Even though the Food and Drug Administration (FDA) has regulations banning the use of antibiotics as feed supplements to promote faster growth in livestock and poultry, nearly two-thirds of antibiotics sold in the United States are still given to livestock, according to the Natural Resources Defense Council.

These practices, along with the overuse of antibiotics in conventional medicine, contribute to the spread of antibiotic-resistant pathogens, the CDC said. Like the strain of salmonella that infected Koehler, these pathogens complicate the treatment of common bacterial infections such as food poisoning.

“[Antibiotic] resistant infections can be difficult, and sometimes impossible, to treat,” according to a CDC information page. “In recent years, CDC has investigated many multistate outbreaks caused by antimicrobial-resistant bacteria. These outbreaks have been linked to contaminated food and contact with farm animals, pets and pet food.”

Life after salmonella

Koehler said it took about two months to fully recover, and he lives with esophagitis due to the severity of his vomiting.

“Now my stomach acids have come up and deteriorated the lining of my throat, which makes me more susceptible to throat cancer,” he said.

Koehler’s shopping and eating habits have changed. He no longer buys ground beef unless it’s from a local farm or high-end butcher shop that can tell him exactly where the meat comes from.

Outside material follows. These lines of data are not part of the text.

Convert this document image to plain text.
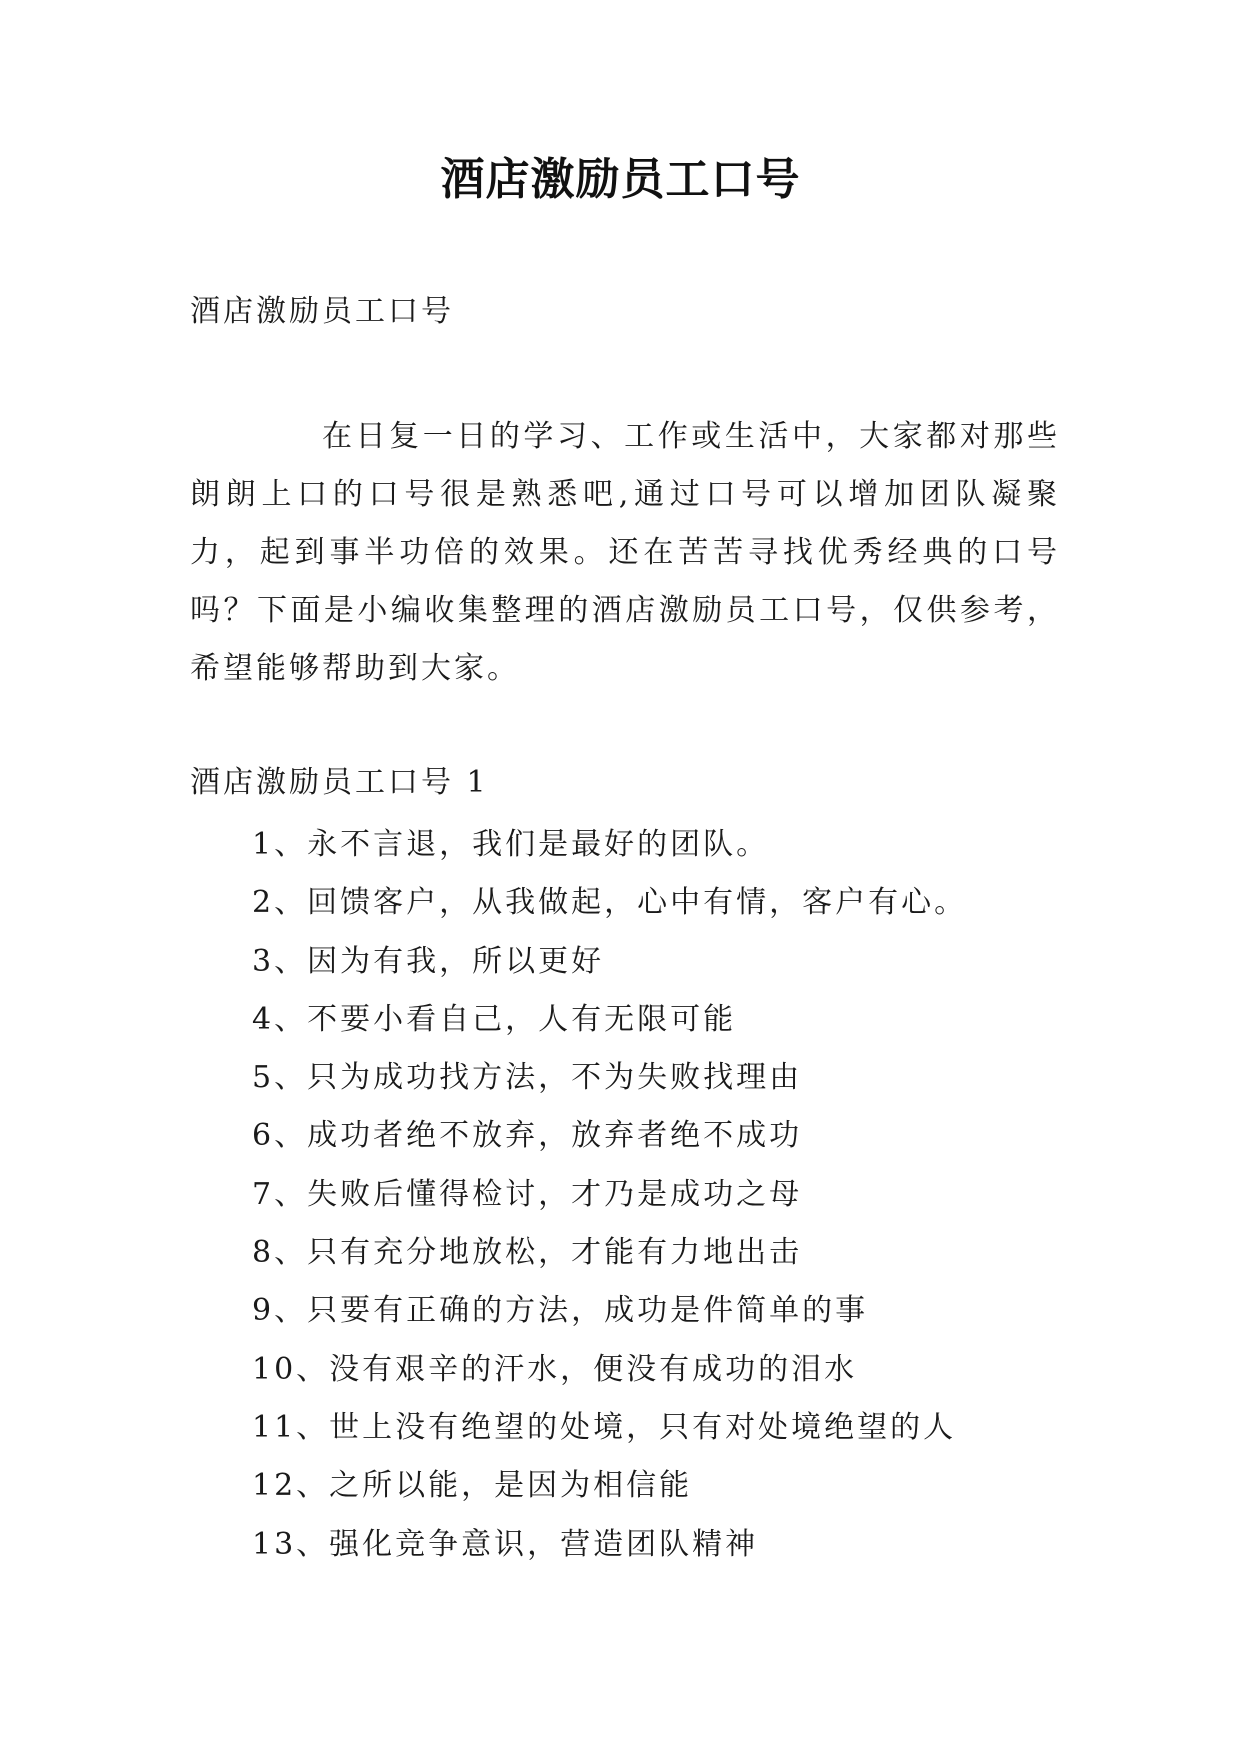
酒店激励员工口号
酒店激励员工口号

在日复一日的学习、工作或生活中，大家都对那些朗朗上口的口号很是熟悉吧,通过口号可以增加团队凝聚力，起到事半功倍的效果。还在苦苦寻找优秀经典的口号吗？下面是小编收集整理的酒店激励员工口号，仅供参考，希望能够帮助到大家。

酒店激励员工口号 1
1、永不言退，我们是最好的团队。
2、回馈客户，从我做起，心中有情，客户有心。
3、因为有我，所以更好
4、不要小看自己，人有无限可能
5、只为成功找方法，不为失败找理由
6、成功者绝不放弃，放弃者绝不成功
7、失败后懂得检讨，才乃是成功之母
8、只有充分地放松，才能有力地出击
9、只要有正确的方法，成功是件简单的事
10、没有艰辛的汗水，便没有成功的泪水
11、世上没有绝望的处境，只有对处境绝望的人
12、之所以能，是因为相信能
13、强化竞争意识，营造团队精神
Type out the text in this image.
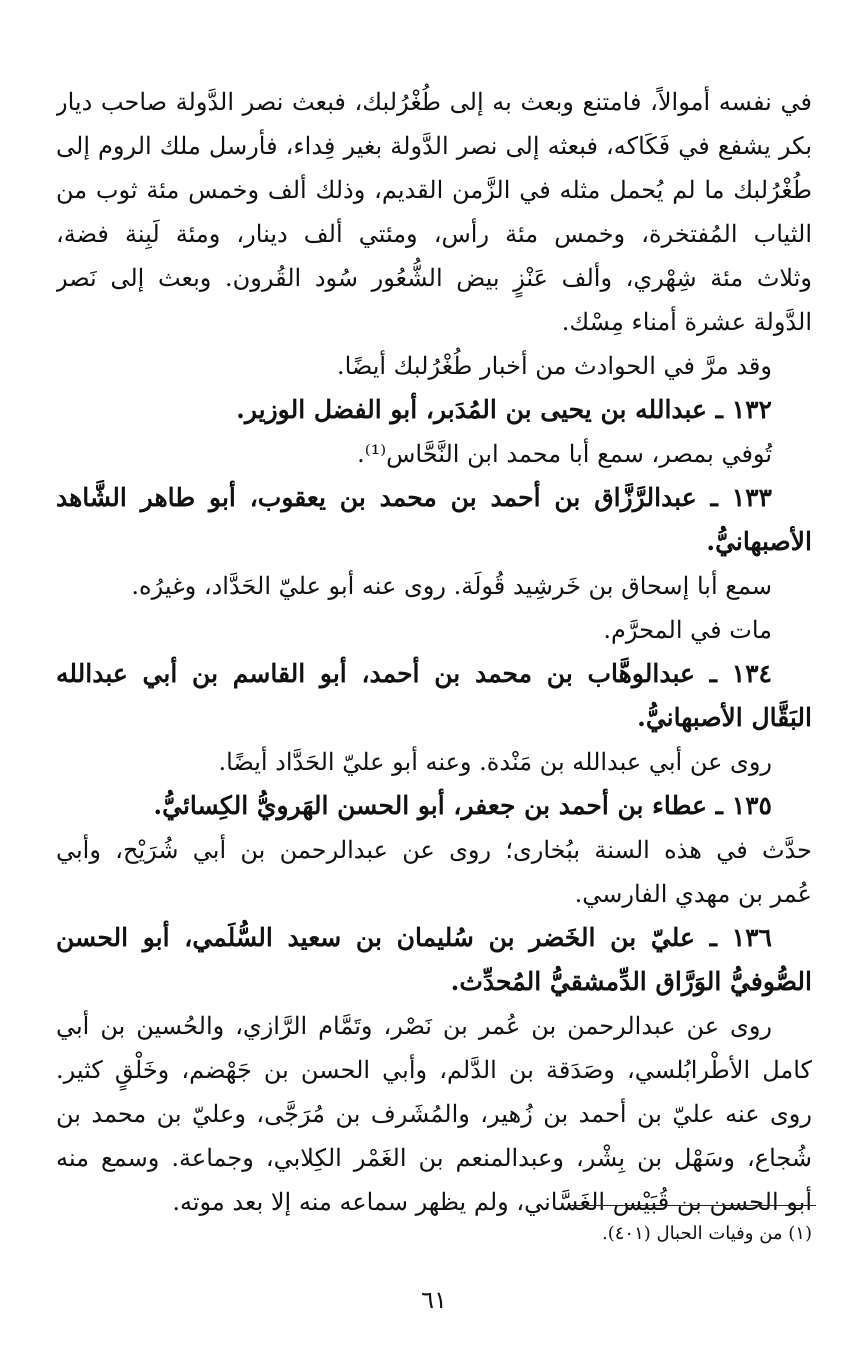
في نفسه أموالاً، فامتنع وبعث به إلى طُغْرُلبك، فبعث نصر الدَّولة صاحب ديار
بكر يشفع في فَكَاكه، فبعثه إلى نصر الدَّولة بغير فِداء، فأرسل ملك الروم إلى
طُغْرُلبك ما لم يُحمل مثله في الزَّمن القديم، وذلك ألف وخمس مئة ثوب من
الثياب المُفتخرة، وخمس مئة رأس، ومئتي ألف دينار، ومئة لَبِنة فضة،
وثلاث مئة شِهْري، وألف عَنْزٍ بيض الشُّعُور سُود القُرون. وبعث إلى نَصر
الدَّولة عشرة أمناء مِسْك.
وقد مرَّ في الحوادث من أخبار طُغْرُلبك أيضًا.
١٣٢ ـ عبدالله بن يحيى بن المُدَبر، أبو الفضل الوزير.
تُوفي بمصر، سمع أبا محمد ابن النَّحَّاس⁽¹⁾.
١٣٣ ـ عبدالرَّزَّاق بن أحمد بن محمد بن يعقوب، أبو طاهر الشَّاهد
الأصبهانيُّ.
سمع أبا إسحاق بن خَرشِيد قُولَة. روى عنه أبو عليّ الحَدَّاد، وغيرُه.
مات في المحرَّم.
١٣٤ ـ عبدالوهَّاب بن محمد بن أحمد، أبو القاسم بن أبي عبدالله
البَقَّال الأصبهانيُّ.
روى عن أبي عبدالله بن مَنْدة. وعنه أبو عليّ الحَدَّاد أيضًا.
١٣٥ ـ عطاء بن أحمد بن جعفر، أبو الحسن الهَرويُّ الكِسائيُّ.
حدَّث في هذه السنة ببُخارى؛ روى عن عبدالرحمن بن أبي شُرَيْح، وأبي
عُمر بن مهدي الفارسي.
١٣٦ ـ عليّ بن الخَضر بن سُليمان بن سعيد السُّلَمي، أبو الحسن
الصُّوفيُّ الوَرَّاق الدِّمشقيُّ المُحدِّث.
روى عن عبدالرحمن بن عُمر بن نَصْر، وتَمَّام الرَّازي، والحُسين بن أبي
كامل الأطْرابُلسي، وصَدَقة بن الدَّلم، وأبي الحسن بن جَهْضم، وخَلْقٍ كثير.
روى عنه عليّ بن أحمد بن زُهير، والمُشَرف بن مُرَجَّى، وعليّ بن محمد بن
شُجاع، وسَهْل بن بِشْر، وعبدالمنعم بن الغَمْر الكِلابي، وجماعة. وسمع منه
أبو الحسن بن قُبَيْس الغَسَّاني، ولم يظهر سماعه منه إلا بعد موته.
(١) من وفيات الحبال (٤٠١).
٦١
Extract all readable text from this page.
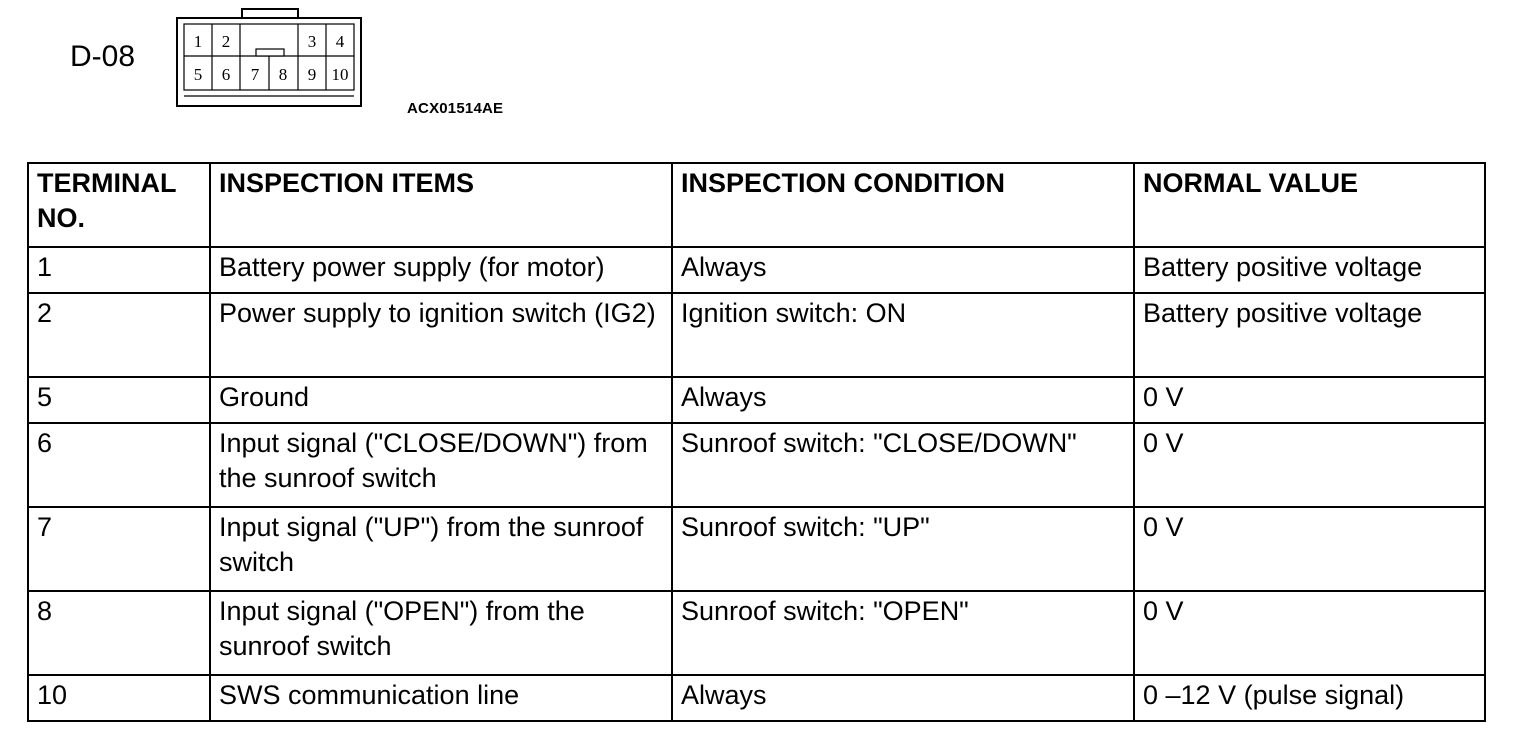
D-08	1 2	3 4
5 6 7 8 9 10
ACX01514AE
TERMINAL NO.	INSPECTION ITEMS	INSPECTION CONDITION	NORMAL VALUE
1	Battery power supply (for motor)	Always	Battery positive voltage
2	Power supply to ignition switch (IG2)	Ignition switch: ON	Battery positive voltage
5	Ground	Always	0 V
6	Input signal ("CLOSE/DOWN") from the sunroof switch	Sunroof switch: "CLOSE/DOWN"	0 V
7	Input signal ("UP") from the sunroof switch	Sunroof switch: "UP"	0 V
8	Input signal ("OPEN") from the sunroof switch	Sunroof switch: "OPEN"	0 V
10	SWS communication line	Always	0 –12 V (pulse signal)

At the age of 65, Koehler is an advocate for food safety and works with the non-profit Stop Foodborne Illness. He also co-owns K’sone’s Thai Dining & Lounge in Nashua, New Hampshire, where he says the restaurant consistently receives top marks on food safety inspections.

“I’m the place where the health inspectors come to eat,” he said. “It’s all about creating a good environment to make sure that you have good food and happy people. This experience of mine enabled me to make sure to keep people safe.”